25.04.2012
L'après FN...
Les résultats des élections présidentielles françaises confirment une tendance lourde en Europe : la montée des extrêmes et, avec elle, celle des nationalismes, du rejet des élites et du « système ». On nous parle de vote sanction… Je veux bien pour une part mais on ne peut nier le socle solide et croissant sur lequel ces partis prennent pied à chaque scrutin. Quel est-il ?
Les principales cibles de cet électorat ne sont plus uniquement des fachos nostalgiques du nazisme, de l’Algérie perdue, de conservateurs voyant leurs filles fricoter avec des étrangers trop bronzés, le travail qu’ils prennent aux nationaux,… Enfin, je vous passe les clichés inutiles autant que répugnants.
Non, désormais, la cible s’est élargie aux classes ouvrières, aux agriculteurs, à toute une frange de la population disposant à la fois de faibles revenus et d’une formation limitée, plutôt éloignée de centres urbains et des communautés qu’elle dénonce, confrontée à un avenir de plus en plus sombre.
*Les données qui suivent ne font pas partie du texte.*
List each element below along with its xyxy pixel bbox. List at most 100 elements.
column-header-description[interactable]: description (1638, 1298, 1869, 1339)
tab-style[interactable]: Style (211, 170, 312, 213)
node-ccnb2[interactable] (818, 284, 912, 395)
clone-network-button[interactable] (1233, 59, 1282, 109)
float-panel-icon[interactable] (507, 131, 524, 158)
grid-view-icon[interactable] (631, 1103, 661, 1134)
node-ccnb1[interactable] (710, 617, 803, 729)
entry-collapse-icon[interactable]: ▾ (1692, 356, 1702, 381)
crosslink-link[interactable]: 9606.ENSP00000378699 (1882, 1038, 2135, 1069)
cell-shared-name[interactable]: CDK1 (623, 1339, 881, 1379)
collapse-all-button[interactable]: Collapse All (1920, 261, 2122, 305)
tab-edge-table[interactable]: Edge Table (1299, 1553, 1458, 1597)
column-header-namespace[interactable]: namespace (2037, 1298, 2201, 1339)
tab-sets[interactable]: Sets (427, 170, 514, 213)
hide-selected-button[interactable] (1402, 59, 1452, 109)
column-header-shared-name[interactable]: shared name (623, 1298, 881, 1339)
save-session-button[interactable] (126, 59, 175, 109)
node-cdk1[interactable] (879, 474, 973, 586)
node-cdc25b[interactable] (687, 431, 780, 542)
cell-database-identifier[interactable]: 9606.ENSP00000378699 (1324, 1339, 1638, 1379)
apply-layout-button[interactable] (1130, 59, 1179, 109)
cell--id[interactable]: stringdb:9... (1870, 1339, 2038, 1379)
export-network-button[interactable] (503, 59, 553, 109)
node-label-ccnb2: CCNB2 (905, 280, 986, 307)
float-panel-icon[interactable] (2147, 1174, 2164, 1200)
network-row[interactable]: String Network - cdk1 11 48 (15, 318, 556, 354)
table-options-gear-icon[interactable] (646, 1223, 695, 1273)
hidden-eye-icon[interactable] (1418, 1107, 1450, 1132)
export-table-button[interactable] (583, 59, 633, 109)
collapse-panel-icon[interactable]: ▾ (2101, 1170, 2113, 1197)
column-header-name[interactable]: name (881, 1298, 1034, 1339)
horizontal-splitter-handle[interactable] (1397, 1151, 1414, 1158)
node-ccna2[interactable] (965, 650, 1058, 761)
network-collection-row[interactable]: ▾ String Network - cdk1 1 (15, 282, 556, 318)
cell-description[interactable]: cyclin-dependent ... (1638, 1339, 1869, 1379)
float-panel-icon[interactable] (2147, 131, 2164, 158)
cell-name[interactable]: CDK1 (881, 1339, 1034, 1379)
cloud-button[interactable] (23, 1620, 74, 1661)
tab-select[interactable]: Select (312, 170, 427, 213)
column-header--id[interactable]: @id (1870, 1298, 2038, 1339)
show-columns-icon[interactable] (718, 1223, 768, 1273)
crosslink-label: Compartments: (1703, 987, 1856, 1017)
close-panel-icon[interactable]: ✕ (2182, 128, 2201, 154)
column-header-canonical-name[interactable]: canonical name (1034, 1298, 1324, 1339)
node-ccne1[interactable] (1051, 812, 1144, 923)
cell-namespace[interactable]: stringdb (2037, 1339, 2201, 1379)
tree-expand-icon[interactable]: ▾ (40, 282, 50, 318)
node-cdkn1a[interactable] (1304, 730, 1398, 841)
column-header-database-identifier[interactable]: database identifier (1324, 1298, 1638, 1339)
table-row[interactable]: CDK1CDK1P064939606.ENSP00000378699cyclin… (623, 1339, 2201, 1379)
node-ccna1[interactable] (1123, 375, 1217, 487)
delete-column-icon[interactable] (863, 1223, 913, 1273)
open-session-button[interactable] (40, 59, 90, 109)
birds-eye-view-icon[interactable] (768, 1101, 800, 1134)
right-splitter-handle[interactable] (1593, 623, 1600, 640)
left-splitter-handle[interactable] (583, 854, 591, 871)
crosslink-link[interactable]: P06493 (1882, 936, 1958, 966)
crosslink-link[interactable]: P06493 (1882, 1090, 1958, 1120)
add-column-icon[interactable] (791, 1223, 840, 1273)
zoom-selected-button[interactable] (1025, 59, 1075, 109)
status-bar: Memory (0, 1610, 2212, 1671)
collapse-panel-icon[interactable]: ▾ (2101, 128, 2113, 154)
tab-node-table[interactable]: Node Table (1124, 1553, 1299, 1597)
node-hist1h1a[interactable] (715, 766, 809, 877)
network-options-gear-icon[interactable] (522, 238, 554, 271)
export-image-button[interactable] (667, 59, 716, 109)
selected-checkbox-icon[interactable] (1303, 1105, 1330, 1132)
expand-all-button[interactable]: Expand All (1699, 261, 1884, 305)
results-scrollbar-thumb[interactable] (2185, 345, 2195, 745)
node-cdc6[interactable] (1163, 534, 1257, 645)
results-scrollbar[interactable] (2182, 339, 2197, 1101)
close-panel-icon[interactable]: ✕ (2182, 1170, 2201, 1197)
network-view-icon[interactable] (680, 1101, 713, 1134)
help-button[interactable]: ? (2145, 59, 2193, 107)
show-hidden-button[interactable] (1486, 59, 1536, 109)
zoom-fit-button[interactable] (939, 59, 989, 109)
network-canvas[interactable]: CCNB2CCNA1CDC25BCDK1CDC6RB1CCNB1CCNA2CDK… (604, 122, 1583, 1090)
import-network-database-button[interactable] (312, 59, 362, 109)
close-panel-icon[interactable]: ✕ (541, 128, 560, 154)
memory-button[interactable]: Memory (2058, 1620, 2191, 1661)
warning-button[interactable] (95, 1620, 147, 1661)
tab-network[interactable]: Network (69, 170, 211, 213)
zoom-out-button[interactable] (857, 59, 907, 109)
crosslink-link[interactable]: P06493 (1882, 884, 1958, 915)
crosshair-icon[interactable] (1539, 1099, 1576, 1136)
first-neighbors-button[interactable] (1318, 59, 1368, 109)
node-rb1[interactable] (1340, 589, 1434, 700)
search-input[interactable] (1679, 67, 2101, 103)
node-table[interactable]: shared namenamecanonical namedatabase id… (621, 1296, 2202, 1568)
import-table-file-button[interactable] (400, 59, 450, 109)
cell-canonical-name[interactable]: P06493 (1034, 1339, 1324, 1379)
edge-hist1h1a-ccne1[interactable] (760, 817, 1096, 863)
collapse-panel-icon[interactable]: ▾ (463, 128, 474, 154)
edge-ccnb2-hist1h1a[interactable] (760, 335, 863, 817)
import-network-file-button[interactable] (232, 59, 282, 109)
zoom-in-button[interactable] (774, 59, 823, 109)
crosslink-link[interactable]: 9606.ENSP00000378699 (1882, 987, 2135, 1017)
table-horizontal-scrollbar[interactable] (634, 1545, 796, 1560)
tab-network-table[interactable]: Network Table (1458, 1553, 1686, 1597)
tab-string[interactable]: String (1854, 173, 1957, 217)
Une population qui ne sait plus où elle va, qui se sent abandonnée par les élites et l’Etat, ceux-là mêmes qui laissent filer les entreprises à l’étranger, qui accordent trop de libertés aux marchés, qui dilapident le patrimoine national, etc. Ceux-là mêmes qui ne parviennent plus à conduire le pays, à protéger sa population et qui continuent à se gaver. Évidemment, tout ceci est aussi caricatural que les clichés fascistes. Mais dans un monde de plus en plus difficile à comprendre et lorsqu’on manque de culture politique, historique, économique, géopolitique,… on s’y raccroche plus facilement qu’à une réflexion complexe.
Donc, oui, j’accuse très clairement ces électeurs de réfléchir insuffisamment au fondement de leur idéologie, si tant est qu’ils en aient une, et à la portée de leur acte. Mais il faut relativiser cette accusation.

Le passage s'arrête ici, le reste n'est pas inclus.